Why a declining money supply is now an 'ominous sign' for the global economy, in one chart

MOHAMED HWAITY / AFP / Getty Images
  • The global money supply – adjusted for US inflation – just contracted for only the sixth time since 1980.
  • Research from BAML shows the previous five times it went negative, a global economic slowdown followed.

After years of easy monetary policy, the liquidity it provided in global markets — allowing assets to be easily bought and sold — is starting to reduce.

The US Federal Reserve is already raising rates and easing back on its bond purchases, and the European Central Bank (ECB) has signaled it plans to follow suit.

As a result, the global monetary base — adjusted for US inflation — is now contracting for just the sixth time since 1980.

Investopedia.com defines the monetary base as the aggregate total of all liquid currencies in circulation and commercial bank deposits held at central banks.

Unfortunately, Bank of America Merrill Lynch (BAML) points out that the previous five contractions all preceded a global economic slowdown.

This chart from BAML tells the story:

Sixth time (un)lucky

The most recent contraction was in 2006, two years prior to the height of the global financial crisis in September 2008.

So while the exact time frame for the subsequent down-turn may be hard to predict, an extended contraction in the real monetary base is still an “ominous sign”, BAML said.

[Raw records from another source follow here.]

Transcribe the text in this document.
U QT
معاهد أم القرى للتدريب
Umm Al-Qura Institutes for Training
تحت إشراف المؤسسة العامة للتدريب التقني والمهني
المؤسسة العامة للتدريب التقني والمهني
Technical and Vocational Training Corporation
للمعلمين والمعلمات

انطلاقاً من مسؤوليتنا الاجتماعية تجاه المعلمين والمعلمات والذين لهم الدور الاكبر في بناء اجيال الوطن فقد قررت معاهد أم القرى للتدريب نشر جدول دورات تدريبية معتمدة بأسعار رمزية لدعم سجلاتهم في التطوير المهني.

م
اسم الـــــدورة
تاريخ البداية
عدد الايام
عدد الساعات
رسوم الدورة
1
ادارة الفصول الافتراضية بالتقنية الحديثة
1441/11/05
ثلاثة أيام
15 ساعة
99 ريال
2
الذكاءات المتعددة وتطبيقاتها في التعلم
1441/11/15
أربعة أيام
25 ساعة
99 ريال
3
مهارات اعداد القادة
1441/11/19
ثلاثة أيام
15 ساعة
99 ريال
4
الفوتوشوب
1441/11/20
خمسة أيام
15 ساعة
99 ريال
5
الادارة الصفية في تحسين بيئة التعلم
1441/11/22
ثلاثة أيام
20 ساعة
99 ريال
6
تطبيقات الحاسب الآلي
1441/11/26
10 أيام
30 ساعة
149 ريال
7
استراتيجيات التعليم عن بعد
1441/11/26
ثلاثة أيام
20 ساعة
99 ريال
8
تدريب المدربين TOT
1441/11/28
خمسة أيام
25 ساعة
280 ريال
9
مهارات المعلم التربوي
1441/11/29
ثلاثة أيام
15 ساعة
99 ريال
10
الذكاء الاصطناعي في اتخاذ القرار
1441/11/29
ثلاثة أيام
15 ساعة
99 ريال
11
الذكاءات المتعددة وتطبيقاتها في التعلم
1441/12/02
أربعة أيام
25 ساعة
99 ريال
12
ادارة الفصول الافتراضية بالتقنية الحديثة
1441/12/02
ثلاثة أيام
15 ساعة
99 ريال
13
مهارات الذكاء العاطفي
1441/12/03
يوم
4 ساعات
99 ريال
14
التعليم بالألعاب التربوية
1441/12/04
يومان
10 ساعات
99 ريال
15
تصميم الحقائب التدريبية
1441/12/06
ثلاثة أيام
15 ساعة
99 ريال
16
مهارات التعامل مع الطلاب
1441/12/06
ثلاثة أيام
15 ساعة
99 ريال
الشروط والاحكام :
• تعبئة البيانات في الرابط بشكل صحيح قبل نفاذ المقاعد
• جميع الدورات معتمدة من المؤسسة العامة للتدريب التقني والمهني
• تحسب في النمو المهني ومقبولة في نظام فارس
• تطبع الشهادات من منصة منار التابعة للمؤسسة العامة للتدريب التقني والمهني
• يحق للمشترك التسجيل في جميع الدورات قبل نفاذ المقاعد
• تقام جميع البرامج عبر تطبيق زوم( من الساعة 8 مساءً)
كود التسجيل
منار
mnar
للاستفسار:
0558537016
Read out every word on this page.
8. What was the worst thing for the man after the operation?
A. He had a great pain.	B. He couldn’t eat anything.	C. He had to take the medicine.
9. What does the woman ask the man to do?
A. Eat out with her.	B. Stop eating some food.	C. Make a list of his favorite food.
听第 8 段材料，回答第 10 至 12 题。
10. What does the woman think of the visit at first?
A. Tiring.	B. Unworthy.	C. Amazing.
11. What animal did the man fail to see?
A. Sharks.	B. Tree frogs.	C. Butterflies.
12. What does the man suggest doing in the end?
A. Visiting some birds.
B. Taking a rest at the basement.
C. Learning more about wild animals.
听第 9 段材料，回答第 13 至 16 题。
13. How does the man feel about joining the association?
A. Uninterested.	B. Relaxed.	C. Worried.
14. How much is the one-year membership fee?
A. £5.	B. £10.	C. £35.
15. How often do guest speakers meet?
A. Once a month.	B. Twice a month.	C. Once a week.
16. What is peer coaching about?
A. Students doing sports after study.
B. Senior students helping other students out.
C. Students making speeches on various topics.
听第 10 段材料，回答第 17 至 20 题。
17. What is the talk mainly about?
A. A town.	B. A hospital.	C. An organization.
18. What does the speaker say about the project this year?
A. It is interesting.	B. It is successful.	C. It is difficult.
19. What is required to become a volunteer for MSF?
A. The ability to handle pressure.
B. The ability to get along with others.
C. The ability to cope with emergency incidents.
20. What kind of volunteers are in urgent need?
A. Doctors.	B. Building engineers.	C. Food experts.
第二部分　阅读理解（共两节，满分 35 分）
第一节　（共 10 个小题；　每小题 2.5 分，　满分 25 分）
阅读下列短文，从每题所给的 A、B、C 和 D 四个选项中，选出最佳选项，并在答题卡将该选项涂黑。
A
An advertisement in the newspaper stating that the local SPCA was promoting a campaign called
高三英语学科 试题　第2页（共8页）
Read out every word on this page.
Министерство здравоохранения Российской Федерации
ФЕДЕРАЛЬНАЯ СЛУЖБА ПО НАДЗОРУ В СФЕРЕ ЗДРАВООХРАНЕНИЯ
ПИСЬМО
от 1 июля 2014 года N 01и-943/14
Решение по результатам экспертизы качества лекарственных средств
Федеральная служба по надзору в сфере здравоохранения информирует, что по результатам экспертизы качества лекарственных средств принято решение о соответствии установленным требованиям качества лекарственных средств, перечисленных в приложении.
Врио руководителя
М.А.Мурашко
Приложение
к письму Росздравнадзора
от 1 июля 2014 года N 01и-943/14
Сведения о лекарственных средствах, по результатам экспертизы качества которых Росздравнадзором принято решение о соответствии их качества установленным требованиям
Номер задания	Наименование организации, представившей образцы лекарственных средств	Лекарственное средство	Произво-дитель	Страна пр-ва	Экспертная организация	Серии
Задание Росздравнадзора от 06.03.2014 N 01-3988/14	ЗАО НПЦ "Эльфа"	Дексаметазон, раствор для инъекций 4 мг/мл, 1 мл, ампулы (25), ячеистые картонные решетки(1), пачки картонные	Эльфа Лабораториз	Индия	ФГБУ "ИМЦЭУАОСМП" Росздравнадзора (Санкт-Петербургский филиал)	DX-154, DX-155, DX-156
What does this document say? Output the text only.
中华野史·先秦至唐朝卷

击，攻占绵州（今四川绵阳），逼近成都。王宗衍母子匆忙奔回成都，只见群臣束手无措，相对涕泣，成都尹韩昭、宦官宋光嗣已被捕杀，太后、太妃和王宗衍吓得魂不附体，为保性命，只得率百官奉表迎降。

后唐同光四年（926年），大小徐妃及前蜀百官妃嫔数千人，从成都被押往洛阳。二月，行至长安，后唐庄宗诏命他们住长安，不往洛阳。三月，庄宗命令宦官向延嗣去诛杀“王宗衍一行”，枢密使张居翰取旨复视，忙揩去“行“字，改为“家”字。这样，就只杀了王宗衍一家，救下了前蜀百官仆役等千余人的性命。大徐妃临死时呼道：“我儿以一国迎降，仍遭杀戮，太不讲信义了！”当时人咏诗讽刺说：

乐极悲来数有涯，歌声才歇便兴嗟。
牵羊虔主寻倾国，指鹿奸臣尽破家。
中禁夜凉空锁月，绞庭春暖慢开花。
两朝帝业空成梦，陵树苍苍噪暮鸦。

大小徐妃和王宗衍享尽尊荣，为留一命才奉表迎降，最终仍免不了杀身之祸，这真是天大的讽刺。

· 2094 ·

And looking ahead to 2019, it’s “highly likely for the global inflation-adjusted monetary base to contract further”.

They cited the ongoing tightening measures by the US Fed, which is still on track to raise rates again in December, along with expectations of a “sharp stop to ECB quantative easing”.

And despite some recent turmoil in global stock markets, JP Morgan expects the Fed to hike rates another four times next year as inflationary pressures begin to rise.